Die materielle Berechtigung zur Begrenzung des Teilnehmerkreises auf die in dem jeweiligen Studiengang Immatrikulieren ergibt sich aus der in zulassungsbeschränkten Fächern knappen Ausbildungskapazität. Bei einem Studiengang mit absolutem Numerus Clausus soll die Beschränkung des Besuchs von Lehrveranstaltungen auf die in diesem Studiengang Immatrikulierten deren Versorgung mit der erforderlichen Lehre sicherstellen. Umgekehrt ist davon auszugehen, dass die zugelassenen Studenten die Kapazität dieser Lehrveranstaltungen erschöpfend in Anspruch nehmen (vgl. dazu VG Berlin a.a.O.; OVG NRW, Beschluss vom 25. November 2010 - 13 B 1486/10 - juris).

5

Soweit der Antragsteller gleichwohl geltend macht, sowohl im Praktikum „Einführung in die Klinische Medizin“ als auch im Kursus „Medizinische Psychologie/Medizinische Soziologie“ seien noch genügend Plätze frei, ergibt sich daraus kein Anspruch auf seine Zulassung zu diesen Veranstaltungen. Selbst wenn die Antragsgegnerin zur Ausschöpfung der Kapazität von Wiederholungslehrveranstaltungen durch (nachrangige) Vergabe von Plätzen an studiengangsfremde Studierende verpflichtet wäre, setzte dies eine (ggf. gerichtlich durchzusetzende) Teilnahme an dem Verfahren der zentralen Stundenplanung bzw. der Kurseinschreibung für Wiederholungskurse voraus. Die Platzvergabe wird von der zuständigen Stelle des Referats für Studienangelegenheiten durchgeführt (vgl. z.B. § 3 der Lehrveranstaltungsordnung für das Praktikum der Einführung in die Klinische Medizin). Nur die Einhaltung eines solchen Verfahrens stellt sicher, dass die Rangfolge der Studierenden beim Zugang zu Lehrveranstaltungen gewahrt wird und Lehrveranstaltungen nicht durch Streitigkeiten über den Zugang zu ihnen belastet werden. Dies hat der Antragsteller nicht beachtet, sondern offenbar jeweils vor Ort seinen Zugang zu den einzelnen Lehrveranstaltungen erwirkt.

6

Abgesehen von der Berechtigung der Hochschule, den Teilnehmerkreis ihrer Veranstaltungen gemäß § 15 Abs. 1 und 5 der Satzung für Studienangelegenheiten zu beschränken und der aufgrund dessen fehlenden Verpflichtung der Hochschule, studiengangsfremde Studierende zu diesen Veranstaltungen zuzulassen, könnte allerdings bei offenkundig bestehenden Kapazitäten und der Beschreitung des ordnungsgemäßen Anmeldeweges ein Zulassung von anderen Studierenden, insbesondere solcher anderer medizinischer Studiengänge, im Ermessenswege in Betracht kommen.

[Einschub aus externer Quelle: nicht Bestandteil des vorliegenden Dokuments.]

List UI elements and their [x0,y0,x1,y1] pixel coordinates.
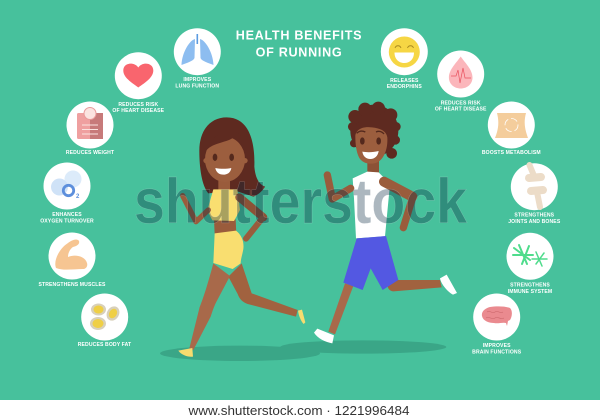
woman's hair [199,117,265,197]
woman's shoes [178,310,305,357]
woman's arms [183,196,263,239]
woman's neck and belly [214,178,236,234]
woman's yellow top [207,189,240,221]
woman's eyes and smile [213,154,234,175]
benefit: improves lung function [174,28,221,90]
benefit: enhances oxygen turnover: 2 [76,194,80,200]
man's front leg [328,283,353,334]
benefit: reduces body fat: REDUCES BODY FAT [78,342,132,348]
benefit: improves lung function: LUNG FUNCTION [175,84,219,90]
woman's shadow [160,346,320,361]
benefit: enhances oxygen turnover: OXYGEN TURNOVER [40,218,94,224]
benefit: improves brain functions: IMPROVES [483,343,511,349]
benefit: reduces body fat [78,294,132,348]
man's curly hair [348,102,401,159]
figure: man running [280,102,457,354]
benefit: reduces risk of heart disease: REDUCES RISK [118,102,158,108]
benefit: enhances oxygen turnover [40,162,94,224]
benefit: releases endorphins: RELEASES [390,78,419,84]
benefit: reduces risk of heart disease (blood drop): REDUCES RISK [441,100,481,106]
benefit: strengthens muscles: STRENGTHENS MUSCLES [38,282,106,288]
man's face [355,127,387,164]
benefit: strengthens joints and bones: STRENGTHENS [514,213,555,219]
benefit: strengthens joints and bones [508,163,561,225]
benefit: reduces weight [66,102,115,156]
benefit: boosts metabolism: BOOSTS METABOLISM [482,150,541,156]
man's blue shorts [343,236,398,290]
man's neck [367,158,379,173]
benefit: improves lung function: IMPROVES [183,77,212,83]
man's back leg [388,280,442,291]
benefit: enhances oxygen turnover: ENHANCES [52,212,82,218]
woman's front leg [189,263,230,350]
benefit: reduces risk of heart disease (blood drop) [435,50,487,113]
watermark wordmark: shutterstock [134,167,468,237]
benefit: improves brain functions [472,294,522,355]
title: HEALTH BENEFITS [236,28,362,42]
man's shadow [280,340,446,354]
benefit: strengthens immune system [506,233,554,295]
woman's fringe [207,132,245,152]
man's eyes and smile [357,131,384,159]
benefit: strengthens immune system: STRENGTHENS [510,283,550,289]
benefit: releases endorphins: ENDORPHINS [387,84,422,90]
benefit: reduces weight: REDUCES WEIGHT [66,150,115,156]
benefit: strengthens muscles [38,232,106,288]
benefit: releases endorphins [381,28,428,90]
benefit: reduces risk of heart disease [112,52,165,114]
man's shoes [314,275,457,343]
man's white tank top [353,172,390,238]
man's arms [327,175,412,228]
benefit: boosts metabolism [482,102,541,156]
woman's yellow shorts [213,231,244,269]
woman's face [205,137,245,182]
benefit: strengthens joints and bones: JOINTS AND BONES [508,219,561,225]
benefit: reduces risk of heart disease: OF HEART DISEASE [112,108,165,114]
title: OF RUNNING [256,46,342,60]
benefit: reduces risk of heart disease (blood drop): OF HEART DISEASE [435,107,487,113]
title [236,28,362,60]
footer image id: www.shutterstock.com · 1221996484 [187,403,410,418]
benefit: strengthens immune system: IMMUNE SYSTEM [508,289,552,295]
woman's back leg [228,263,298,317]
benefit: improves brain functions: BRAIN FUNCTIONS [472,349,522,355]
figure: woman running [160,117,320,361]
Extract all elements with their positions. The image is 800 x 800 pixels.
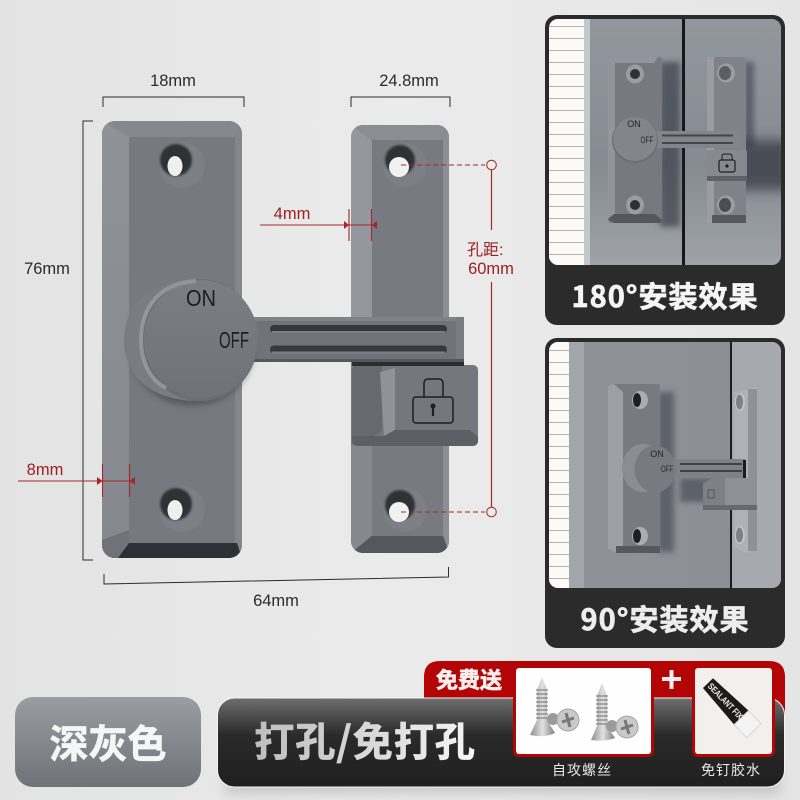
- dimension: 24.8mm width: [351, 72, 450, 107]
- screw 1: [530, 677, 579, 736]
- chip: colour name: [15, 697, 201, 787]
- label: ON: ON: [186, 285, 216, 311]
- icon: padlock: [413, 379, 453, 423]
- photo: door with latch 90: [549, 342, 781, 588]
- plate right: [734, 387, 757, 553]
- plate left: [608, 57, 662, 223]
- knob: OFF: [640, 135, 654, 145]
- chip: colour name: 深灰色: [49, 714, 167, 770]
- caption: 180: 180°安装效果: [571, 274, 759, 316]
- label: OFF: OFF: [219, 327, 249, 353]
- red callout: 8mm: 8mm: [27, 461, 63, 479]
- dimension: 24.8mm width: 24.8mm: [379, 72, 439, 90]
- red callout: hole spacing 60mm: 孔距:: [467, 241, 503, 259]
- free gift heading: 免费送: [436, 663, 502, 695]
- panel: 90 degree installation: [545, 338, 785, 648]
- caption: 90: 90°安装效果: [581, 597, 749, 639]
- right strike plate: [351, 125, 449, 553]
- dimension: 18mm width: 18mm: [150, 72, 196, 90]
- screw hole: left top: [159, 142, 205, 188]
- red callout: 4mm: [260, 205, 377, 241]
- left latch plate: [102, 121, 242, 558]
- lock block: [703, 478, 757, 510]
- red callout: 8mm: [18, 461, 135, 497]
- photo: door with latch 180: [549, 19, 792, 265]
- dimension: 64mm total width: 64mm: [253, 592, 299, 610]
- lock block: [352, 362, 478, 446]
- latch bar with grooves: [250, 317, 464, 362]
- bar: drill / no-drill: 打孔/免打孔: [254, 710, 476, 768]
- dimension: 76mm height: 76mm: [24, 260, 70, 278]
- red callout: hole spacing 60mm: [401, 160, 514, 517]
- dimension: 76mm height: [24, 121, 93, 560]
- bar: drill / no-drill: [218, 698, 784, 787]
- bar: [672, 459, 746, 478]
- plate left: [608, 384, 660, 553]
- screw hole: right top: [383, 143, 427, 187]
- knob: ON: [650, 449, 664, 459]
- gift: screws: [513, 665, 654, 757]
- free gift red backing: [424, 661, 785, 715]
- plate right: [707, 57, 746, 223]
- screw hole: left bottom: [159, 486, 205, 532]
- knob: ON: [627, 119, 641, 129]
- plus sign: [662, 670, 681, 689]
- red callout: 4mm: 4mm: [274, 205, 310, 223]
- bar shadow: [225, 770, 780, 794]
- lock block: [707, 150, 747, 181]
- knob: [612, 117, 658, 163]
- dimension: 64mm total width: [104, 567, 448, 610]
- bar: [655, 131, 740, 148]
- knob: [622, 444, 676, 492]
- caption: no-nail glue: 免钉胶水: [701, 760, 761, 780]
- screw hole: right bottom: [383, 488, 427, 532]
- caption: self-tapping screws: 自攻螺丝: [552, 760, 612, 780]
- glue tube: SEALANT FIX: [706, 681, 745, 721]
- panel: 180 degree installation: [545, 15, 792, 325]
- red callout: hole spacing 60mm: 60mm: [468, 260, 514, 278]
- dimension: 18mm width: [103, 72, 244, 107]
- gift: sealant glue: [692, 665, 775, 757]
- rotary knob with ON / OFF: [124, 279, 258, 406]
- knob: OFF: [661, 464, 673, 474]
- screw 2: [591, 683, 638, 741]
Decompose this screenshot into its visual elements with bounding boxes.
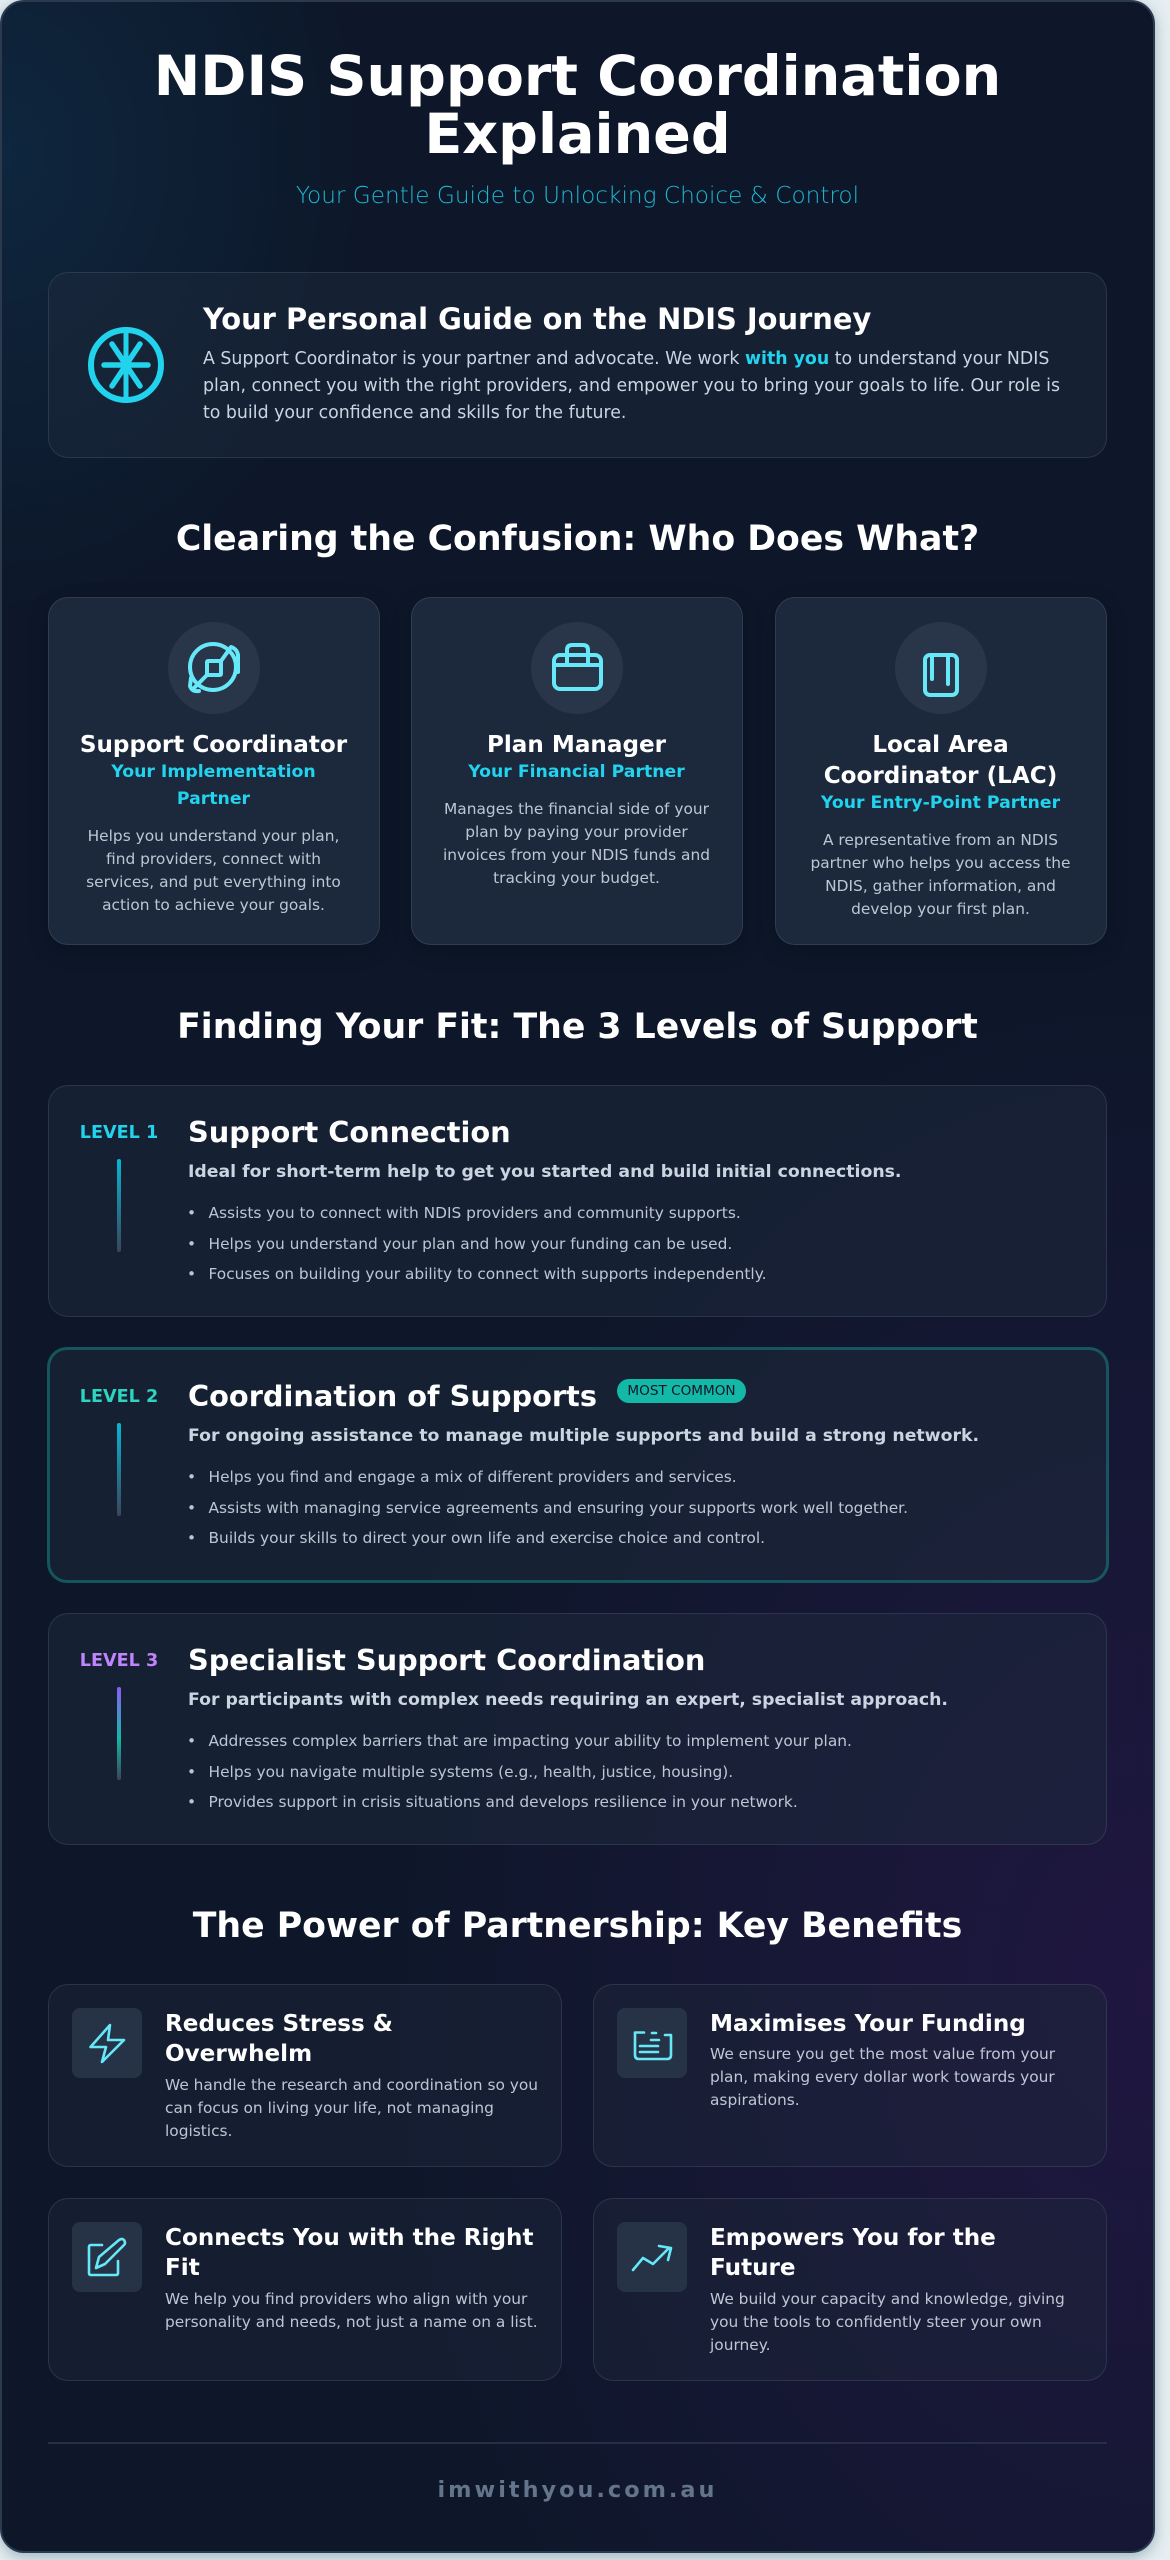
level bullet list xyxy=(187,1468,908,1547)
level bullet list xyxy=(187,1204,766,1283)
benefit description: We help you find providers who align with your xyxy=(165,2290,527,2308)
icon: trend arrow xyxy=(617,2222,687,2292)
level bullet list: Provides support in crisis situations and develops resilience in your network. xyxy=(208,1793,798,1811)
role tagline: Your Implementation xyxy=(111,762,316,782)
icon: lightning bolt xyxy=(72,2008,142,2078)
level bullet list: • xyxy=(187,1499,196,1517)
benefit description: plan, making every dollar work towards your xyxy=(710,2068,1055,2086)
role description: NDIS, gather information, and xyxy=(825,877,1056,895)
level bullet list: • xyxy=(187,1235,196,1253)
intro heading: Your Personal Guide on the NDIS Journey xyxy=(203,302,871,336)
level bullet list: • xyxy=(187,1793,196,1811)
level title: Support Connection xyxy=(188,1115,511,1149)
level bullet list: Assists with managing service agreements and ensuring your supports work well together. xyxy=(208,1499,908,1517)
panel: level 3 xyxy=(48,1613,1107,1845)
level bullet list: • xyxy=(187,1265,196,1283)
level label: LEVEL 3 xyxy=(80,1651,158,1671)
badge: most common xyxy=(617,1379,746,1403)
benefit description: aspirations. xyxy=(710,2091,800,2109)
benefit description xyxy=(165,2076,538,2140)
benefit description xyxy=(165,2290,538,2331)
panel: plan manager xyxy=(411,597,743,945)
role description: tracking your budget. xyxy=(493,869,660,887)
panel: benefit maximises funding xyxy=(593,1984,1107,2167)
icon: support asterisk wheel xyxy=(88,327,164,403)
role description: services, and put everything into xyxy=(86,873,341,891)
level connector bar xyxy=(117,1423,121,1516)
role description: Manages the financial side of your xyxy=(444,800,709,818)
level bullet list: Builds your skills to direct your own life and exercise choice and control. xyxy=(208,1529,765,1547)
benefit title: Fit xyxy=(165,2255,200,2281)
level bullet list: Assists you to connect with NDIS providers and community supports. xyxy=(208,1204,741,1222)
level bullet list: Addresses complex barriers that are impacting your ability to implement your plan. xyxy=(208,1732,852,1750)
badge: most common: MOST COMMON xyxy=(627,1383,736,1399)
benefit title: Overwhelm xyxy=(165,2041,312,2067)
role tagline: Your Financial Partner xyxy=(468,762,685,782)
benefit title: Connects You with the Right xyxy=(165,2225,534,2251)
role description: A representative from an NDIS xyxy=(823,831,1058,849)
benefit description: We build your capacity and knowledge, giving xyxy=(710,2290,1065,2308)
icon: support coordinator xyxy=(168,622,260,714)
benefit description: can focus on living your life, not managing xyxy=(165,2099,494,2117)
benefit title: Empowers You for the xyxy=(710,2225,996,2251)
title xyxy=(154,44,1001,167)
level title: Coordination of Supports xyxy=(188,1379,597,1413)
panel: benefit connects right fit xyxy=(48,2198,562,2381)
role description: plan by paying your provider xyxy=(465,823,688,841)
panel: level 1 xyxy=(48,1085,1107,1317)
panel: local area coordinator xyxy=(775,597,1107,945)
role name: Support Coordinator xyxy=(80,732,347,758)
level summary: For participants with complex needs requiring an expert, specialist approach. xyxy=(188,1690,948,1710)
role description xyxy=(810,831,1071,918)
role description: develop your first plan. xyxy=(851,900,1030,918)
footer website: imwithyou.com.au xyxy=(438,2477,717,2503)
level bullet list: • xyxy=(187,1763,196,1781)
intro body text: plan, connect you with the right providers, and empower you to bring your goals to life. Our role is xyxy=(203,376,1060,396)
panel: level 2 most common xyxy=(47,1347,1109,1583)
benefit description: you the tools to confidently steer your own xyxy=(710,2313,1042,2331)
section heading: key benefits: The Power of Partnership: Key Benefits xyxy=(193,1906,962,1946)
level bullet list: Focuses on building your ability to connect with supports independently. xyxy=(208,1265,766,1283)
panel: benefit empowers future xyxy=(593,2198,1107,2381)
level bullet list xyxy=(187,1732,852,1811)
level label: LEVEL 1 xyxy=(80,1123,158,1143)
icon: briefcase xyxy=(531,622,623,714)
level connector bar xyxy=(117,1159,121,1252)
role name: Coordinator (LAC) xyxy=(824,762,1057,788)
role tagline: Partner xyxy=(177,789,250,809)
role description: invoices from your NDIS funds and xyxy=(443,846,710,864)
benefit description: journey. xyxy=(710,2336,771,2354)
title: Explained xyxy=(424,102,731,167)
role description xyxy=(86,827,341,914)
benefit title: Reduces Stress & xyxy=(165,2011,393,2037)
level summary: For ongoing assistance to manage multiple supports and build a strong network. xyxy=(188,1426,979,1446)
intro body text: to build your confidence and skills for the future. xyxy=(203,403,626,423)
role description: Helps you understand your plan, xyxy=(88,827,339,845)
role description: action to achieve your goals. xyxy=(102,896,325,914)
level bullet list: • xyxy=(187,1529,196,1547)
benefit title: Maximises Your Funding xyxy=(710,2011,1026,2037)
role description xyxy=(443,800,710,887)
level connector bar xyxy=(117,1687,121,1780)
benefit description: We handle the research and coordination so you xyxy=(165,2076,538,2094)
role name: Local Area xyxy=(872,732,1009,758)
intro body text xyxy=(203,349,1060,423)
icon: pencil note xyxy=(72,2222,142,2292)
level bullet list: Helps you understand your plan and how your funding can be used. xyxy=(208,1235,732,1253)
level bullet list: • xyxy=(187,1468,196,1486)
panel: personal guide intro xyxy=(48,272,1107,458)
level bullet list: Helps you find and engage a mix of different providers and services. xyxy=(208,1468,737,1486)
benefit description: personality and needs, not just a name on a list. xyxy=(165,2313,538,2331)
role tagline xyxy=(111,762,316,809)
benefit title xyxy=(710,2225,996,2281)
section heading: who does what: Clearing the Confusion: Who Does What? xyxy=(176,519,979,559)
level bullet list: • xyxy=(187,1204,196,1222)
icon: funding card xyxy=(617,2008,687,2078)
benefit title xyxy=(165,2225,534,2281)
panel: support coordinator xyxy=(48,597,380,945)
level label: LEVEL 2 xyxy=(80,1387,158,1407)
level summary: Ideal for short-term help to get you started and build initial connections. xyxy=(188,1162,902,1182)
level bullet list: Helps you navigate multiple systems (e.g., health, justice, housing). xyxy=(208,1763,733,1781)
benefit title xyxy=(165,2011,393,2067)
intro body text: A Support Coordinator is your partner and advocate. We work with you to understand your NDIS xyxy=(203,349,1049,369)
role tagline: Your Entry-Point Partner xyxy=(821,793,1060,813)
role description: partner who helps you access the xyxy=(810,854,1071,872)
panel: benefit reduces stress xyxy=(48,1984,562,2167)
title: NDIS Support Coordination xyxy=(154,44,1001,109)
icon: local area coordinator card xyxy=(895,622,987,714)
level title: Specialist Support Coordination xyxy=(188,1643,705,1677)
benefit description: We ensure you get the most value from your xyxy=(710,2045,1055,2063)
benefit description: logistics. xyxy=(165,2122,232,2140)
benefit title: Future xyxy=(710,2255,796,2281)
role name: Plan Manager xyxy=(487,732,666,758)
role description: find providers, connect with xyxy=(106,850,321,868)
subtitle: Your Gentle Guide to Unlocking Choice & Control xyxy=(296,182,859,209)
role name xyxy=(824,732,1057,788)
benefit description xyxy=(710,2045,1056,2109)
level bullet list: • xyxy=(187,1732,196,1750)
section heading: levels of support: Finding Your Fit: The 3 Levels of Support xyxy=(177,1007,978,1047)
benefit description xyxy=(710,2290,1065,2354)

Der von der Antragsgegnerin vorgebrachte Einwand, ein fortgeschrittener Student der Zahnmedizin könne an einer patientenbezogenen Veranstaltung des 1. vorklinischen Semesters der Humanmedizin nicht teilnehmen, liegt dabei eher fern.

7

Die Kostenentscheidung beruht auf § 154 Abs. 1 VwGO. Die Entscheidung über den Wert des Verfahrensgegenstandes folgt aus §§ 39, 52 ff. GKG.